As an antioxidant, vitamin E prevents the oxidation of low-density lipoproteins (LDL), the so-called "bad" cholesterol that contributes to heart disease. But research by Dr. Ishwarlal Jialal, professor of pathology and internal medicine, and Dr. Sridevi Devaraj, pathology instructor at UT Southwestern, also has found it to be a powerful player on the molecular level. Their latest work, published in the April 8th issue of Arteriosclerosis, Thrombosis and Vascular Biology, establishes for the first time that vitamin E inhibits the activity of an enyzme, 5-lipoxygenase, which is key to the initiation of plaque formation.

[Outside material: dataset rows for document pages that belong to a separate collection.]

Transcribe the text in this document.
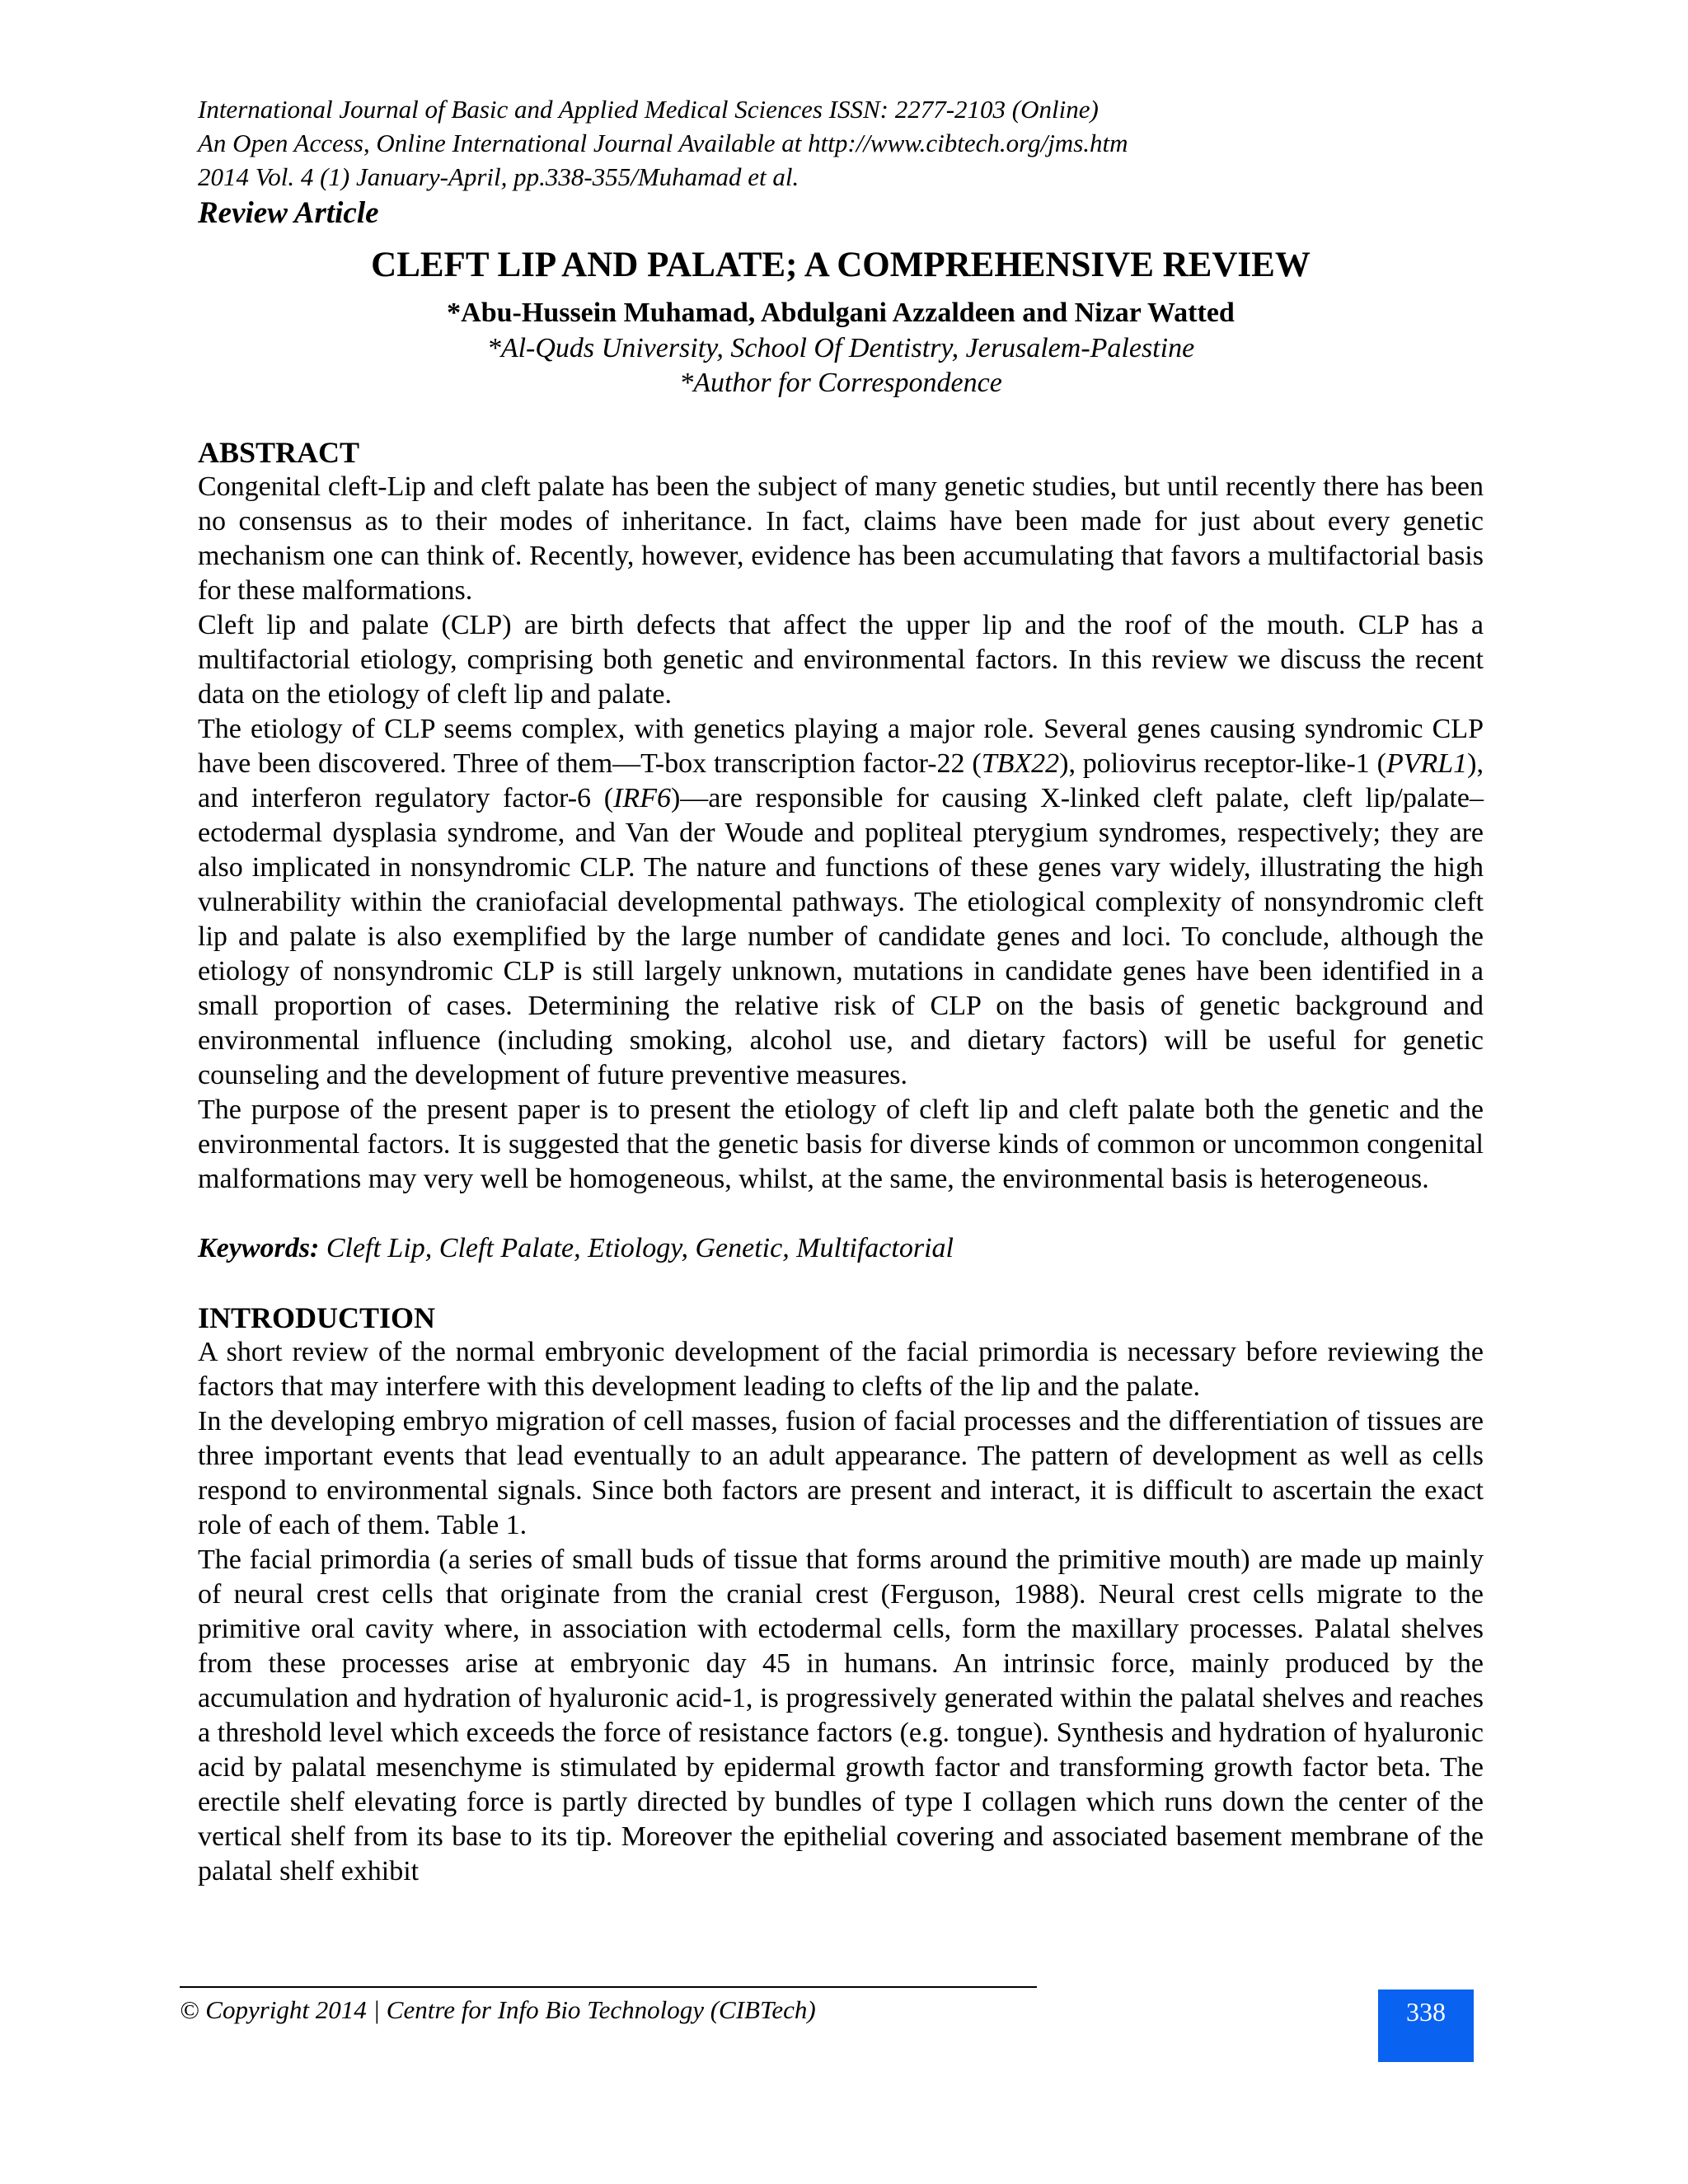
International Journal of Basic and Applied Medical Sciences ISSN: 2277-2103 (Online)
An Open Access, Online International Journal Available at http://www.cibtech.org/jms.htm
2014 Vol. 4 (1) January-April, pp.338-355/Muhamad et al.
Review Article
CLEFT LIP AND PALATE; A COMPREHENSIVE REVIEW
*Abu-Hussein Muhamad, Abdulgani Azzaldeen and Nizar Watted
*Al-Quds University, School Of Dentistry, Jerusalem-Palestine
*Author for Correspondence
ABSTRACT

Congenital cleft-Lip and cleft palate has been the subject of many genetic studies, but until recently there has been no consensus as to their modes of inheritance. In fact, claims have been made for just about every genetic mechanism one can think of. Recently, however, evidence has been accumulating that favors a multifactorial basis for these malformations.

Cleft lip and palate (CLP) are birth defects that affect the upper lip and the roof of the mouth. CLP has a multifactorial etiology, comprising both genetic and environmental factors. In this review we discuss the recent data on the etiology of cleft lip and palate.

The etiology of CLP seems complex, with genetics playing a major role. Several genes causing syndromic CLP have been discovered. Three of them—T-box transcription factor-22 (TBX22), poliovirus receptor-like-1 (PVRL1), and interferon regulatory factor-6 (IRF6)—are responsible for causing X-linked cleft palate, cleft lip/palate–ectodermal dysplasia syndrome, and Van der Woude and popliteal pterygium syndromes, respectively; they are also implicated in nonsyndromic CLP. The nature and functions of these genes vary widely, illustrating the high vulnerability within the craniofacial developmental pathways. The etiological complexity of nonsyndromic cleft lip and palate is also exemplified by the large number of candidate genes and loci. To conclude, although the etiology of nonsyndromic CLP is still largely unknown, mutations in candidate genes have been identified in a small proportion of cases. Determining the relative risk of CLP on the basis of genetic background and environmental influence (including smoking, alcohol use, and dietary factors) will be useful for genetic counseling and the development of future preventive measures.

The purpose of the present paper is to present the etiology of cleft lip and cleft palate both the genetic and the environmental factors. It is suggested that the genetic basis for diverse kinds of common or uncommon congenital malformations may very well be homogeneous, whilst, at the same, the environmental basis is heterogeneous.

Keywords: Cleft Lip, Cleft Palate, Etiology, Genetic, Multifactorial
INTRODUCTION

A short review of the normal embryonic development of the facial primordia is necessary before reviewing the factors that may interfere with this development leading to clefts of the lip and the palate.

In the developing embryo migration of cell masses, fusion of facial processes and the differentiation of tissues are three important events that lead eventually to an adult appearance. The pattern of development as well as cells respond to environmental signals. Since both factors are present and interact, it is difficult to ascertain the exact role of each of them. Table 1.

The facial primordia (a series of small buds of tissue that forms around the primitive mouth) are made up mainly of neural crest cells that originate from the cranial crest (Ferguson, 1988). Neural crest cells migrate to the primitive oral cavity where, in association with ectodermal cells, form the maxillary processes. Palatal shelves from these processes arise at embryonic day 45 in humans. An intrinsic force, mainly produced by the accumulation and hydration of hyaluronic acid-1, is progressively generated within the palatal shelves and reaches a threshold level which exceeds the force of resistance factors (e.g. tongue). Synthesis and hydration of hyaluronic acid by palatal mesenchyme is stimulated by epidermal growth factor and transforming growth factor beta. The erectile shelf elevating force is partly directed by bundles of type I collagen which runs down the center of the vertical shelf from its base to its tip. Moreover the epithelial covering and associated basement membrane of the palatal shelf exhibit

© Copyright 2014 | Centre for Info Bio Technology (CIBTech)	338
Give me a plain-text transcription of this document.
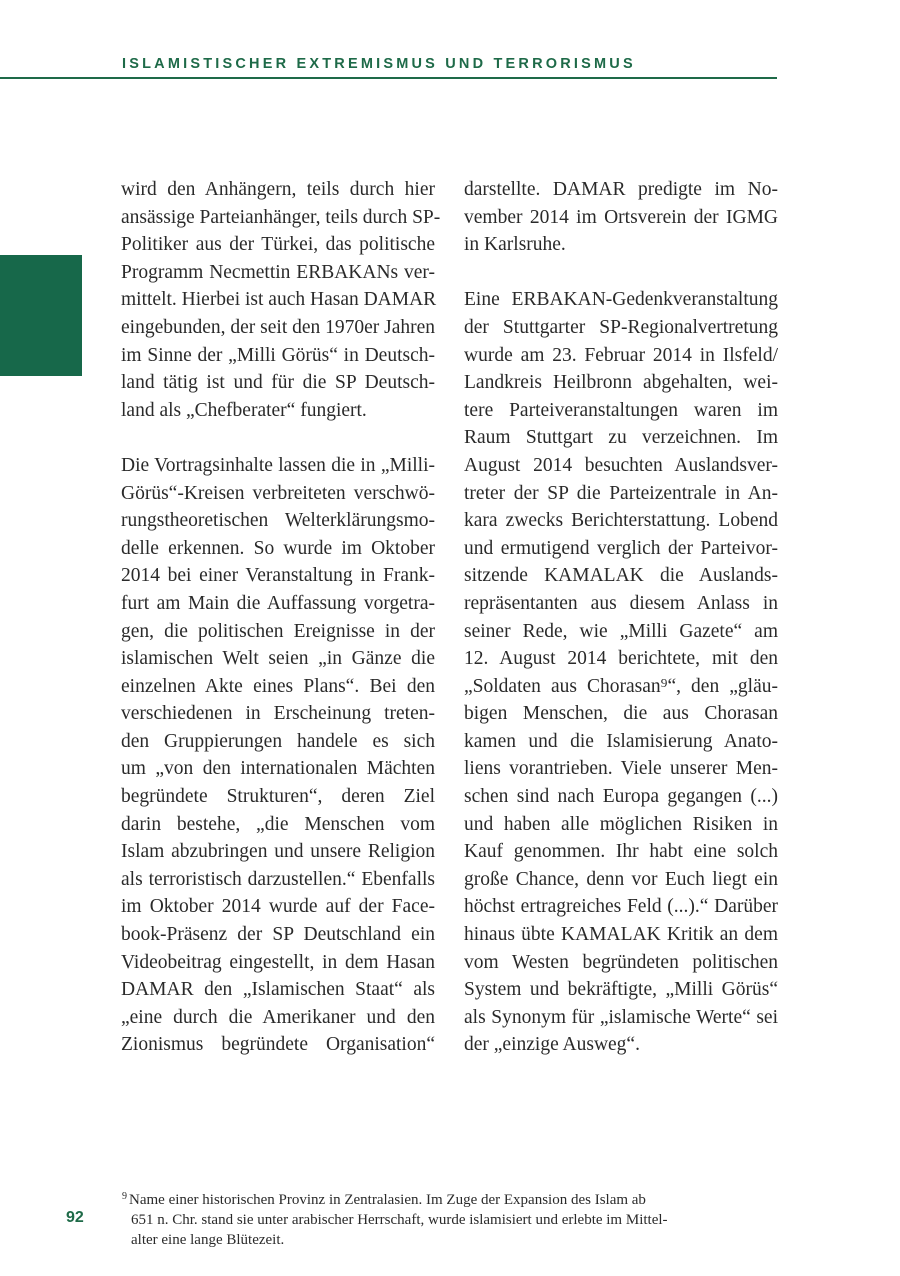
ISLAMISTISCHER EXTREMISMUS UND TERRORISMUS

wird den Anhängern, teils durch hier
ansässige Parteianhänger, teils durch SP-
Politiker aus der Türkei, das politische
Programm Necmettin ERBAKANs ver-
mittelt. Hierbei ist auch Hasan DAMAR
eingebunden, der seit den 1970er Jahren
im Sinne der „Milli Görüs“ in Deutsch-
land tätig ist und für die SP Deutsch-
land als „Chefberater“ fungiert.

Die Vortragsinhalte lassen die in „Milli-
Görüs“-Kreisen verbreiteten verschwö-
rungstheoretischen Welterklärungsmo-
delle erkennen. So wurde im Oktober
2014 bei einer Veranstaltung in Frank-
furt am Main die Auffassung vorgetra-
gen, die politischen Ereignisse in der
islamischen Welt seien „in Gänze die
einzelnen Akte eines Plans“. Bei den
verschiedenen in Erscheinung treten-
den Gruppierungen handele es sich
um „von den internationalen Mächten
begründete Strukturen“, deren Ziel
darin bestehe, „die Menschen vom
Islam abzubringen und unsere Religion
als terroristisch darzustellen.“ Ebenfalls
im Oktober 2014 wurde auf der Face-
book-Präsenz der SP Deutschland ein
Videobeitrag eingestellt, in dem Hasan
DAMAR den „Islamischen Staat“ als
„eine durch die Amerikaner und den
Zionismus begründete Organisation“

darstellte. DAMAR predigte im No-
vember 2014 im Ortsverein der IGMG
in Karlsruhe.

Eine ERBAKAN-Gedenkveranstaltung
der Stuttgarter SP-Regionalvertretung
wurde am 23. Februar 2014 in Ilsfeld/
Landkreis Heilbronn abgehalten, wei-
tere Parteiveranstaltungen waren im
Raum Stuttgart zu verzeichnen. Im
August 2014 besuchten Auslandsver-
treter der SP die Parteizentrale in An-
kara zwecks Berichterstattung. Lobend
und ermutigend verglich der Parteivor-
sitzende KAMALAK die Auslands-
repräsentanten aus diesem Anlass in
seiner Rede, wie „Milli Gazete“ am
12. August 2014 berichtete, mit den
„Soldaten aus Chorasan⁹“, den „gläu-
bigen Menschen, die aus Chorasan
kamen und die Islamisierung Anato-
liens vorantrieben. Viele unserer Men-
schen sind nach Europa gegangen (...)
und haben alle möglichen Risiken in
Kauf genommen. Ihr habt eine solch
große Chance, denn vor Euch liegt ein
höchst ertragreiches Feld (...).“ Darüber
hinaus übte KAMALAK Kritik an dem
vom Westen begründeten politischen
System und bekräftigte, „Milli Görüs“
als Synonym für „islamische Werte“ sei
der „einzige Ausweg“.

92
$^9$ Name einer historischen Provinz in Zentralasien. Im Zuge der Expansion des Islam ab
651 n. Chr. stand sie unter arabischer Herrschaft, wurde islamisiert und erlebte im Mittel-
alter eine lange Blütezeit.
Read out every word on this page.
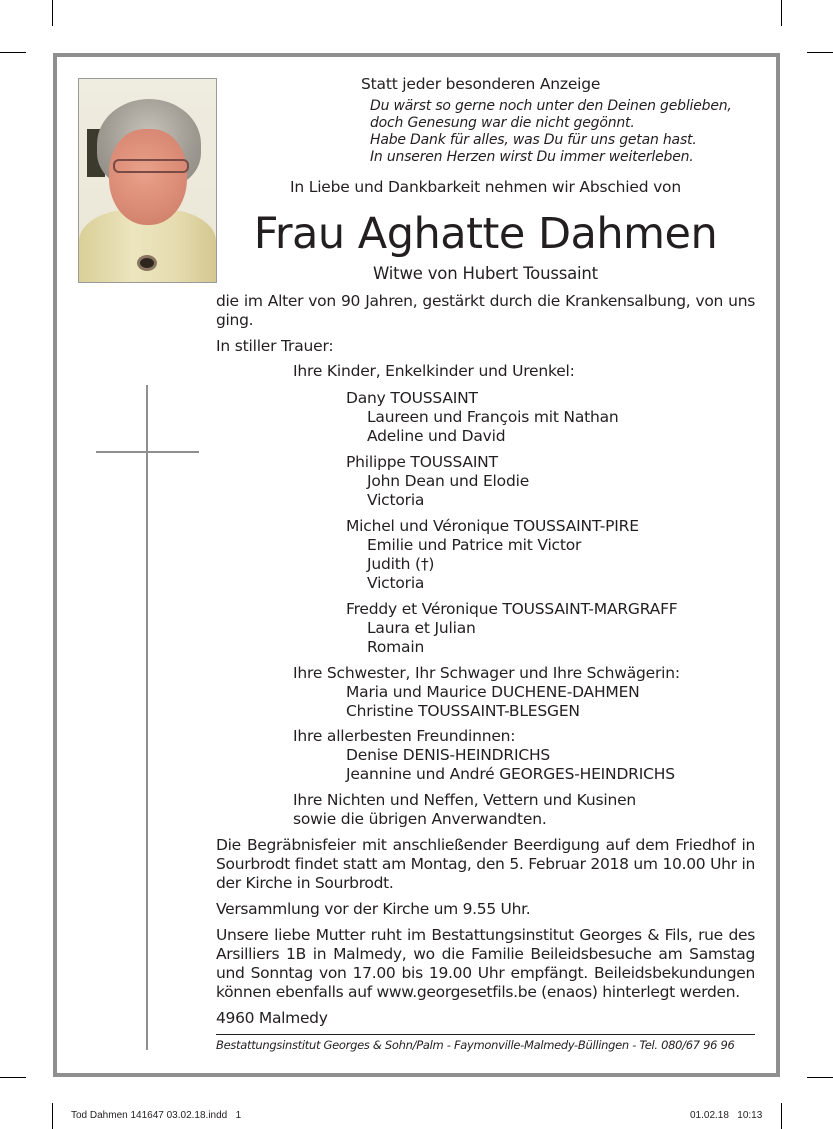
Statt jeder besonderen Anzeige
Du wärst so gerne noch unter den Deinen geblieben,
doch Genesung war die nicht gegönnt.
Habe Dank für alles, was Du für uns getan hast.
In unseren Herzen wirst Du immer weiterleben.
In Liebe und Dankbarkeit nehmen wir Abschied von
Frau Aghatte Dahmen
Witwe von Hubert Toussaint
die im Alter von 90 Jahren, gestärkt durch die Krankensalbung, von uns ging.
In stiller Trauer:
Ihre Kinder, Enkelkinder und Urenkel:
Dany TOUSSAINT
Laureen und François mit Nathan
Adeline und David
Philippe TOUSSAINT
John Dean und Elodie
Victoria
Michel und Véronique TOUSSAINT-PIRE
Emilie und Patrice mit Victor
Judith (†)
Victoria
Freddy et Véronique TOUSSAINT-MARGRAFF
Laura et Julian
Romain
Ihre Schwester, Ihr Schwager und Ihre Schwägerin:
Maria und Maurice DUCHENE-DAHMEN
Christine TOUSSAINT-BLESGEN
Ihre allerbesten Freundinnen:
Denise DENIS-HEINDRICHS
Jeannine und André GEORGES-HEINDRICHS
Ihre Nichten und Neffen, Vettern und Kusinen
sowie die übrigen Anverwandten.
Die Begräbnisfeier mit anschließender Beerdigung auf dem Friedhof in Sourbrodt findet statt am Montag, den 5. Februar 2018 um 10.00 Uhr in der Kirche in Sourbrodt.
Versammlung vor der Kirche um 9.55 Uhr.
Unsere liebe Mutter ruht im Bestattungsinstitut Georges & Fils, rue des Arsilliers 1B in Malmedy, wo die Familie Beileidsbesuche am Samstag und Sonntag von 17.00 bis 19.00 Uhr empfängt. Beileidsbekundungen können ebenfalls auf www.georgesetfils.be (enaos) hinterlegt werden.
4960 Malmedy
Bestattungsinstitut Georges & Sohn/Palm - Faymonville-Malmedy-Büllingen - Tel. 080/67 96 96
Tod Dahmen 141647 03.02.18.indd   1	01.02.18   10:13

"Mounting evidence suggests that plaque formation is an inflammatory process," Devaraj said. This enzyme, 5-lipozygenase, produces a substance that stimulates the release of the protein interleukin-1beta (IL-1beta), which promotes plaque formation. Studies have shown it stimulates adhesion of white blood cells or monocytes to the arterial lining, promotes uptake of cholesterol by the cells and stimulates smooth-muscle-cell proliferation. Also, increased levels of IL-1beta have been observed in the coronary arteries of patients with heart disease and have been shown to correlate with the severity of the plaque.

"This is the first study showing that vitamin E has a novel biological anti-inflammatory effect on this crucial enzyme in cells that is more than just an antioxidant effect," Jialal said. "This pioneering work sheds more light on the possible prevention of heart disease with this antioxidant supplement, by decreasing not only oxidation of bad cholesterol but also by having important effects on cell function in the plaque."

In a 1996 study, these researchers showed that a supplement of 1,200 International Units (IUs) of vitamin E reduced the secretion of IL-1beta by about 80 percent in patients.

Jialal is also a senior researcher in the Center for Human Nutrition at UT Southwestern.

This work was supported in part by research grants from the American Diabetes Association and the General Clinical Research Center at UT Southwestern.